2. Dans la routine et le style de leadership d’un partenaire Citadel. Micah Nance dirige une équipe de neuf analystes et associés qui couvre environ 150 sociétés technologiques et médiatiques depuis le bureau de Dallas du hedge fund. Il a parlé à BI de ses 13 années à gravir les échelons au sein d’un cabinet de premier plan, de la façon dont il gère son temps, et quelques conseils de carrière.
3. Voici les embauches de crypto. Le marché et les régulateurs soutiennent à nouveau les actifs numériques. En conséquence, les fintechs et les sociétés financières traditionnelles sont en train de recruter.
3 choses en technologie
1. La Zuckermoon est terminée. Le PDG de Meta était sur le point de devenir cool après sa refonte majeure et sa refonte de « femme-homme ». Mais il a perdu des points avec certains depuis qu’il a porté des coups au système de vérification des faits de Meta, écrit Katie Notopoulos de BI. La section commentaires – et même l’avis d’AI – est impitoyable.
2. Le buzz autour de l’IA vocale. La technologie n’est pas nouvelle, mais les investisseurs sont enthousiasmés par ses vastes cas d’utilisation et sa récente sophistication rapide. BI a parlé aux investisseurs de les opportunités inexploitées qu’ils voient dans le secteur, depuis les transcriptions audio en temps réel jusqu’à la génération de voix synthétiques.
3. VC Twitter prend LinkedIn. Bien que X reste la plateforme de choix pour les investisseurs en capital-risque, ils commencent à publier davantage sur LinkedIn. Les investisseurs en capital-risque ont déclaré à BI qu’ils constataient un meilleur retour sur investissement sur leurs publications sur le site de réseautage social du lieu de travail, et que c’était où les affaires peuvent réellement se faire.
3 choses en affaires
1. Les œufs bon marché ne sont pas à l’horizon. La grippe aviaire ne va nulle part et limite l’offre. Pendant ce temps, une augmentation des « citations d’œufs » des consommateurs stimule la demande. Une volonté de mieux traiter les poulets n’est pas bon marché non plus – et tout cela se reflète dans prix actuels des œufs.
2. Les merveilles de perte de poids d’Eli Lilly. Le producteur de Mounjaro et Zepbound espère réduire l’écart avec Ozempic, son concurrent Novo Nordisk, et aller encore plus loin.

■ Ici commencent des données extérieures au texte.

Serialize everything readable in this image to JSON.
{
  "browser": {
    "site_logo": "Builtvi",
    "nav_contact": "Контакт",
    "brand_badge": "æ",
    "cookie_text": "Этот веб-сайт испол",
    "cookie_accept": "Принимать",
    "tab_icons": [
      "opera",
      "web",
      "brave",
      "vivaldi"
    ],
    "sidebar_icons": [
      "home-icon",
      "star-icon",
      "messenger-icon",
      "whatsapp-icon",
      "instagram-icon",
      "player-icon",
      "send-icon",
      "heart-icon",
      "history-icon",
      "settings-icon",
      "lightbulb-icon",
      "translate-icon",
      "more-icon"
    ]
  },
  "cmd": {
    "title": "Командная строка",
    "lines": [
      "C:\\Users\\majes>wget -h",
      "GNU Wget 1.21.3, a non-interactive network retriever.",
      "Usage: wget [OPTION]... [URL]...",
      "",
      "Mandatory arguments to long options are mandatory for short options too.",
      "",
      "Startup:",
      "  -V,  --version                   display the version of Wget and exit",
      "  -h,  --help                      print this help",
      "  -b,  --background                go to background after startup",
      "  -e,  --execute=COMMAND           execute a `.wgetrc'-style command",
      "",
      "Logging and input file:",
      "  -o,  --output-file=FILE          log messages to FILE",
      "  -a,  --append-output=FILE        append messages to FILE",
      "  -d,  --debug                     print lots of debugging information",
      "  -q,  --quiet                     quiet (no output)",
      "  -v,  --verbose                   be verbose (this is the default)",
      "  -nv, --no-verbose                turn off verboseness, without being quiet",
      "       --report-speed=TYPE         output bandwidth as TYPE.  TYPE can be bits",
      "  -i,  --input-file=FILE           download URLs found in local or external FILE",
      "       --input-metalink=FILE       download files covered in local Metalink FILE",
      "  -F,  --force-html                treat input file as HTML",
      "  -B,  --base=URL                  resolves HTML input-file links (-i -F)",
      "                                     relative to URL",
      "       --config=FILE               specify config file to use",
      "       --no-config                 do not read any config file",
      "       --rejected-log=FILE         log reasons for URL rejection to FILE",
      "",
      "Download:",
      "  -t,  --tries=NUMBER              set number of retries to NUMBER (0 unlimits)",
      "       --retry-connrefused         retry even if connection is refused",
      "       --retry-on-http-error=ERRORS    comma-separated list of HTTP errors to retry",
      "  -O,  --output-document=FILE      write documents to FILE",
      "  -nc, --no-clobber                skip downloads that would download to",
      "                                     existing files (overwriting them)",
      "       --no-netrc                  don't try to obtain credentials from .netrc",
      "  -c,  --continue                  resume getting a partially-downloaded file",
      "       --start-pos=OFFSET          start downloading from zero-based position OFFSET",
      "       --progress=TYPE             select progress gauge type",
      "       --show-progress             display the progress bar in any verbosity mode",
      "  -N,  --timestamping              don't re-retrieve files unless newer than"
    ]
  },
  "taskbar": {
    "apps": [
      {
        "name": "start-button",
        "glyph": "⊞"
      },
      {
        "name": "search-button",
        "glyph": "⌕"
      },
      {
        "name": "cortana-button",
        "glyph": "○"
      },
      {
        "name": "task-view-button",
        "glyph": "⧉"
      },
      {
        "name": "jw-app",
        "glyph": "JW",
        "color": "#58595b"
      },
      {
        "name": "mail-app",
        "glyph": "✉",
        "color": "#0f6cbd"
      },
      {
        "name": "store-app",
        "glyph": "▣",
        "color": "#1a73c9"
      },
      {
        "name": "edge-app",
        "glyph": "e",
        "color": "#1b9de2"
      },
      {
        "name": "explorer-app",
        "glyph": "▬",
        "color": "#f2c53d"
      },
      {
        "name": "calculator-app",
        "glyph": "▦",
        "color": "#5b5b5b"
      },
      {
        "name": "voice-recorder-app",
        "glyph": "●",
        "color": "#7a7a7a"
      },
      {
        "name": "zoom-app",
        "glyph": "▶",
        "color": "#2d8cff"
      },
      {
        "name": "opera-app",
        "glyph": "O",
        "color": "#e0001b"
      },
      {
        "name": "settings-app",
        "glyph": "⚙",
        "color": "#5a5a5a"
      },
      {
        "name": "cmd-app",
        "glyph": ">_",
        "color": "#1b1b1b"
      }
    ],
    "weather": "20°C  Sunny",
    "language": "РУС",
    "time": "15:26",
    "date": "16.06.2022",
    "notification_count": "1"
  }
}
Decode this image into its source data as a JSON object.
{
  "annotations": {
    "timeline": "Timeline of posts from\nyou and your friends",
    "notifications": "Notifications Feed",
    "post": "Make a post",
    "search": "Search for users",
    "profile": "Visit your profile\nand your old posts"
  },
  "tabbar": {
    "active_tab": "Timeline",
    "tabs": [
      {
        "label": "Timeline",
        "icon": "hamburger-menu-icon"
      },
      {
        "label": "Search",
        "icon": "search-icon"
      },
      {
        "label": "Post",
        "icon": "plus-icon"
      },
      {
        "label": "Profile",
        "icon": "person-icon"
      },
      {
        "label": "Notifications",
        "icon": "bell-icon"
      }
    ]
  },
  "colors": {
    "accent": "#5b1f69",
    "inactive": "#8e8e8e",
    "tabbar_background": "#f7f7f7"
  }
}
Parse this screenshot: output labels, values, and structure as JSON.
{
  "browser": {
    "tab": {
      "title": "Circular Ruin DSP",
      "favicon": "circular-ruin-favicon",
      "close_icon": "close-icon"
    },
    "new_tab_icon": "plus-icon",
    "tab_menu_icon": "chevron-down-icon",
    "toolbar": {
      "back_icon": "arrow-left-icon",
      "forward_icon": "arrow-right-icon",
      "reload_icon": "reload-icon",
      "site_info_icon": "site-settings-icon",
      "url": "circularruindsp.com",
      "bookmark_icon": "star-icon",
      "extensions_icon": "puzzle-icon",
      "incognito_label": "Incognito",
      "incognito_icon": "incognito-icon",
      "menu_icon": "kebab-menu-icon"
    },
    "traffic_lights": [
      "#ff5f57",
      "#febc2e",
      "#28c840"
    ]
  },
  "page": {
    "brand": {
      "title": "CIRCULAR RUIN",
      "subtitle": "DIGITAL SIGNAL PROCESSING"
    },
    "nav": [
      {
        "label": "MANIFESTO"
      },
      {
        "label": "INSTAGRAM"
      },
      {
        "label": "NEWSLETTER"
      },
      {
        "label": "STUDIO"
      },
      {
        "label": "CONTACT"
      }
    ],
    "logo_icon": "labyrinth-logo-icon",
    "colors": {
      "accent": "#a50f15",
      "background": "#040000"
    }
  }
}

Le responsable de l’obésité d’Eli Lilly a présenté une pilule pour rivaliser avec Ozempic et une injection à triple menace « King Kong » pour imiter la chirurgie bariatrique. Le rêve ultime : un injection de perte de poids une fois par an.
3. La génération Z en a déjà assez du travail – et ce n’est pas une question de paresse. Moins d’un tiers des jeunes travailleurs américains se sentaient engagés dans leur travail l’année dernière, selon un rapport de Gallup. La jeune génération n’a pas perdu de temps à adopter une vision transactionnelle du travail, a écrit Aki Ito de BI. Cependant, comme un faible engagement coûte aux entreprises 9 000 milliards de dollars par an dans le monde, les employeurs doivent intensifier leurs efforts.